UPDATE: It’s been three years since Rupert Murdoch last showed up for his company’s quarterly call with analysts — but he made it today to underscore his faith in Fox after it withdrew its $80B offer for Time Warner. “We viewed it as a unique opportunity with clear strategic benefits,” the CEO said. Fox walked away from a deal due to Time Warner‘s “refusal to engage with us coupled with the reaction in share price that undervalued our stock. … This is our resolute decision.” He said Fox is “an amazing company, and our future has never been brighter.” It also has “a clear sense of where we are going.” Prodded about his eagerness to expand, Murdoch said that “all of our best businesses, we’ve built them ourselves. … We have no plan to go out on the acquisition trail.”

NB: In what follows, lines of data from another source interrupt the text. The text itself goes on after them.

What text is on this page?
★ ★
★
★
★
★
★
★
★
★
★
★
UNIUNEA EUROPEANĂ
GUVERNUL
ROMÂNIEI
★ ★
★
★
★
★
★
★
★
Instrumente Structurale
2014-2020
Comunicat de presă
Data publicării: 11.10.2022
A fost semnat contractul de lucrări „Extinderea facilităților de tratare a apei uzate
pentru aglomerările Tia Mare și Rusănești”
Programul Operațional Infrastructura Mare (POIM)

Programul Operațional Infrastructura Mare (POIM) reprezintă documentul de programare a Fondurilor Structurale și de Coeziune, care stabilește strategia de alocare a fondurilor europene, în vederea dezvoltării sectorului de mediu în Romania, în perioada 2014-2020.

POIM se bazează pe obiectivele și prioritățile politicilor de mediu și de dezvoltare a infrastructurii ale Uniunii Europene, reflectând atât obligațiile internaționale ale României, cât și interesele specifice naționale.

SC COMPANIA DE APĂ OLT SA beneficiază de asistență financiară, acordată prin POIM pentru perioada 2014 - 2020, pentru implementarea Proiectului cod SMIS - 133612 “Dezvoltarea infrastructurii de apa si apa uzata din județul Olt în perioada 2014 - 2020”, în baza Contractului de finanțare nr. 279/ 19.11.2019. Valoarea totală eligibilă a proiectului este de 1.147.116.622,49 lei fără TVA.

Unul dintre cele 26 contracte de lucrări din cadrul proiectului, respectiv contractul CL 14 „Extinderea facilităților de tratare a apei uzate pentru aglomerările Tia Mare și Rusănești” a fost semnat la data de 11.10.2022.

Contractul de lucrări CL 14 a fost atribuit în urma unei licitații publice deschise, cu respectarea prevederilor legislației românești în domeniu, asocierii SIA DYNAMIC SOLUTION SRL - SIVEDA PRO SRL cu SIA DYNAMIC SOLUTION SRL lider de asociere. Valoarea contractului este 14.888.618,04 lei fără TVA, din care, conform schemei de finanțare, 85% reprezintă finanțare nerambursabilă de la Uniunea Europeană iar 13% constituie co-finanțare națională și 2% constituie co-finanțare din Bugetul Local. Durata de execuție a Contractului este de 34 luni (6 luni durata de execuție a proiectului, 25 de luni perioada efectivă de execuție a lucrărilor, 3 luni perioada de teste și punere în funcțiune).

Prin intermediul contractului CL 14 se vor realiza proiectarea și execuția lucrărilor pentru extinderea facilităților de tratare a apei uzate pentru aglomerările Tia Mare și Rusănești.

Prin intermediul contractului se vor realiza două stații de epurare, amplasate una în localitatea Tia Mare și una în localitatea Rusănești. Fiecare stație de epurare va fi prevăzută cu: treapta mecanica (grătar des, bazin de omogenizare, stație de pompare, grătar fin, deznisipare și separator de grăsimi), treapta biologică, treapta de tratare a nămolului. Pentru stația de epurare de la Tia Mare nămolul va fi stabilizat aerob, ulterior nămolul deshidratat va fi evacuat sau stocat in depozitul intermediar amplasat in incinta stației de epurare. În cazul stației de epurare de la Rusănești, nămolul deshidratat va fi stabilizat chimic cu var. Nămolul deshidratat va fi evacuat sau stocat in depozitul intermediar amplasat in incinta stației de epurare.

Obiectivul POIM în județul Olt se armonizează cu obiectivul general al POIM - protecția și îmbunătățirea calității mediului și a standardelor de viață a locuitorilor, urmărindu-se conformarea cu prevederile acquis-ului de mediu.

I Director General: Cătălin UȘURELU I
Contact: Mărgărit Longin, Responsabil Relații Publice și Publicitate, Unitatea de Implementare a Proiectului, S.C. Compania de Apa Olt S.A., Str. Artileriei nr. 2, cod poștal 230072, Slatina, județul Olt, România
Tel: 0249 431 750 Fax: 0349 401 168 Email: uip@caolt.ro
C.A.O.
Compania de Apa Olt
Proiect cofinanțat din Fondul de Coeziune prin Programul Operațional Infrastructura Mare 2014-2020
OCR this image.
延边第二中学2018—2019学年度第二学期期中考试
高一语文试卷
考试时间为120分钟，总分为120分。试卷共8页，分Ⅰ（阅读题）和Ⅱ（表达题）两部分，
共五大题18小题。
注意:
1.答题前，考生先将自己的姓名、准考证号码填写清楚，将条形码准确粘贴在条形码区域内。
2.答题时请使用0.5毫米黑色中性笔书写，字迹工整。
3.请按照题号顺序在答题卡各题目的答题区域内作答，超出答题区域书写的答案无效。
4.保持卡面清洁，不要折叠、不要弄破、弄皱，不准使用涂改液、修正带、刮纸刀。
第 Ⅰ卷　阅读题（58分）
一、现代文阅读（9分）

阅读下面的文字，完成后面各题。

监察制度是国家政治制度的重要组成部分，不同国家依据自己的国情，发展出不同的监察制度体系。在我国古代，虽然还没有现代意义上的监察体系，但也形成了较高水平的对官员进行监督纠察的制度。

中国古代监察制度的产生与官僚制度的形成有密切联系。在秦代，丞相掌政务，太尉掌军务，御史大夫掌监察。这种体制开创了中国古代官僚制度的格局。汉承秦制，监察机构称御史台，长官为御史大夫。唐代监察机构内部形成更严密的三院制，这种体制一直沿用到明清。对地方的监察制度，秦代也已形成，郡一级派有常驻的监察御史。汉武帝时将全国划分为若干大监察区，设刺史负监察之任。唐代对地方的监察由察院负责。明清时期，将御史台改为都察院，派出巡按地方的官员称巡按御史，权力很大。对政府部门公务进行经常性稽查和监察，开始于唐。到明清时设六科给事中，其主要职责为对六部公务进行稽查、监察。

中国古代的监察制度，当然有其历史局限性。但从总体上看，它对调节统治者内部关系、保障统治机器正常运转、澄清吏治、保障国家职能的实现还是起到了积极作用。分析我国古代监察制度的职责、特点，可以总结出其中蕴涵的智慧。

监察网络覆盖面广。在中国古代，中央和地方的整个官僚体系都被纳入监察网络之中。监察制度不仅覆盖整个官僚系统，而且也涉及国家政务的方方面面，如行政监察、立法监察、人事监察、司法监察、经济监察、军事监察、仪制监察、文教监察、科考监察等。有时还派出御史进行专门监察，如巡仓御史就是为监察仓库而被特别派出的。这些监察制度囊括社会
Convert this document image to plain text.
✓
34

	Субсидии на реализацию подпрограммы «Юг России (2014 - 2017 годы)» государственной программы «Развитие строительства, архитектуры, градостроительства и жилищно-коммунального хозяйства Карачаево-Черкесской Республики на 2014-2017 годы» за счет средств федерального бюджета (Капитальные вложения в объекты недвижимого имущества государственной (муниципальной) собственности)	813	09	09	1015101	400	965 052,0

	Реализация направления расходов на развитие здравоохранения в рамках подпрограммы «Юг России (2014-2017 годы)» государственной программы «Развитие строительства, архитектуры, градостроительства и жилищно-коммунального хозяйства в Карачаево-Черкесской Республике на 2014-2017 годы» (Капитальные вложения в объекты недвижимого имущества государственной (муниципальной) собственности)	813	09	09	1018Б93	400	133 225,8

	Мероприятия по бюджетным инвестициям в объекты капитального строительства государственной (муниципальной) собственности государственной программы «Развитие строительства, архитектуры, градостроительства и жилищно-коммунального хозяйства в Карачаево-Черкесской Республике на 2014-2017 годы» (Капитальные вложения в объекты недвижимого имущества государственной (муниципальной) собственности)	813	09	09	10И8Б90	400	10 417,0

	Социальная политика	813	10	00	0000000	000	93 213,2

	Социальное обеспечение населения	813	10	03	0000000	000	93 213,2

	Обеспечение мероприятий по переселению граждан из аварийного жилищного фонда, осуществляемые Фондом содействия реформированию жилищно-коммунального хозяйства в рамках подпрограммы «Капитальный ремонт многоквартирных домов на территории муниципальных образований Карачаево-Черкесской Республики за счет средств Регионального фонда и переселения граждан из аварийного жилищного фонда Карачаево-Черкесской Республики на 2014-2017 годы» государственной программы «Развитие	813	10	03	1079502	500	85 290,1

Related: TW’s Jeff Bewkes Tells Analysts He Won’t Discuss Fox
COO Chase Carey reinforced Murdoch’s comments about Time Warner. “Let me be clear: We are done.” If Fox increased its $85 a share cash-and-nonvoting-stock offer, then “too much of the value [would have gone to] Time Warner shareholders.” What’s more, “we have no plans to pursue any other third-party content company. … One of the most important traits that distinguishes us from our peers is that we are a growth company.” He added, in response to a question, that while “we have moved on,” Fox was attracted to Time Warner to give it scale, opportunities to “mix and match the assets” including overseas, and develop next-generation services. “In many ways our businesses look pretty similar. …We have a leadership position in scale,. This would have taken it to another level.” Even so, “we like the hand we’ve got.”
Related: Should Fox Shareholders Hope Murdoch Doesn’t Buy TW?
PREVIOUS, 1:13 PM: The solid June quarter performance may, in a small way at least, reassure Fox investors that they’ll be fine without an $80B acquisition of Time Warner that they didn’t really want. The entertainment company reported net income of $999M, up from a $371M loss in the quarter last year, on revenues of $8.42B, +16.8%. The revenue number beat Street forecasts for about $8.B. Not including one-time items, earnings at 42 cents a share topped the consensus prediction of 38 cents.
CEO Rupert Murdoch attributed the gains to the increase in pay TV revenues as well as films X-Men: Days Of Future Past, Rio 2 and The Fault In Our Stars. He says that has “confidence in our ability to execute our growth plan and drive value for our shareholders.” The $6B stock-repurchase authorization announced last night “further underscores our disciplined approach to increasing shareholder value.”
Revenues at the main cable network programming business increased 13% to $3.35B, with cash flow +11.4% ti $1.2B. Affiliate revenues were up 19% with help from regional sports networks — now including the New York Yankees’ YES — FX and Fox News. Domestic ad sales improved 12%, while overseas sales increased 5% after factoring in a 10% decline due to the strong dollar.
Poor ratings including American Idol weighed on television, which includes Fox Broadcasting. Cash flow fell 31.9% to $145M on revenues of $1.0M, -5.9%. But filmed entertainment more than held its own with cash flow +190% to $339M on revenues of $2.8B, +37.7%.